Il processo di assimilazione del diritto europeo all'interno dell'ordinamento costituzionale italiano avviene secondo il principio sancito dalla nostra Carta dell'articolo 11 che recita:
«L'Italia... consente, in condizioni di parità con gli altri Stati, alle limitazioni di sovranità necessarie a un ordinamento che assicuri la pace e la giustizia tra le nazioni; promuove e favorisce le organizzazioni internazionali rivolte a tale scopo.»
e dall'articolo 10 comma 1, Cost. che recita:
«L'ordinamento giuridico italiano si conforma alle norme del diritto internazionale generalmente riconosciute.»
Con la riforma del titolo V della Costituzione del 2001 è intervenuta una riformulazione dell'art. 117, Cost. che ha introdotto il riferimento ai "vincoli derivanti dall'ordinamento comunitario" e degli artt. 97 e 119 nel 2012, con riferimento ai vincoli Ue sulle politiche di bilancio, specificando la posizione del diritto europeo, sovraordinaria e subcostituzionale, nei confronti del diritto nazionale.

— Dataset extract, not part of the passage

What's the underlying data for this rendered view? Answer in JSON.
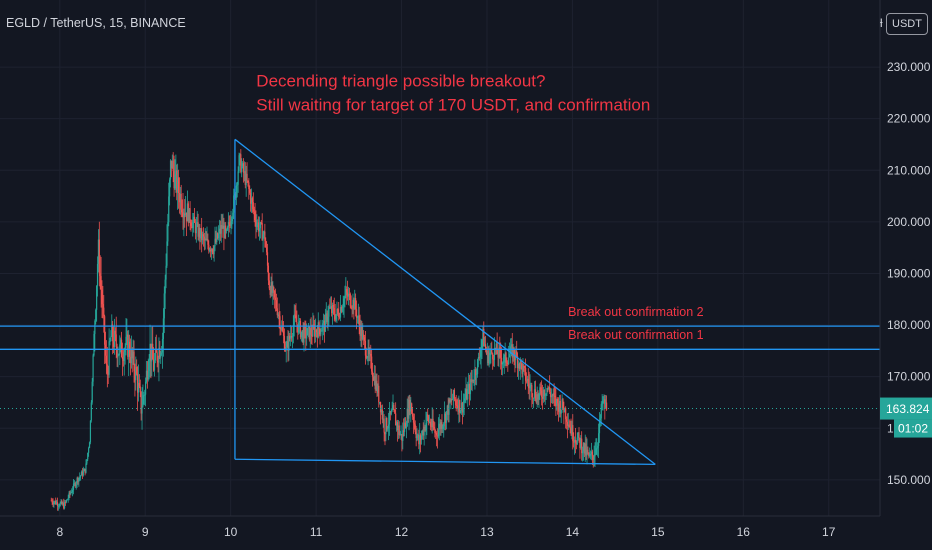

La sentenza della Corte di cassazione 232/1989 specifica i controlimiti all'integrazione del diritto europeo all'interno dell'ordinamento giuridico e costituzionale italiano: il rispetto dei principi supremi e dei diritti inviolabili della nostra Costituzione. Questa clausola di salvaguardia, ad oggi, non ha avuto effetti concreti: questo si spiega con l'analogia o la corrispondenza tra i principi dell'Unione Europea e quelli che la nostra Corte costituzionale esige.
I regolamenti europei vengono assimilati mediante processo automatico. Questo non abroga o modifica gli atti fonte interni, bensì ne sospende l'efficacia finché è il diritto comunitario a regolare la materia.
Diversamente, le direttive europee necessitano di un processo di assimilazione nell'ordinamento giuridico interno (eccezion fatta per le direttive autoapplicative, come disciplinato dalla sent. 168/1991) e vengono assorbite nel sistema delle fonti nella posizione che è propria dell'atto di recepimento.[5]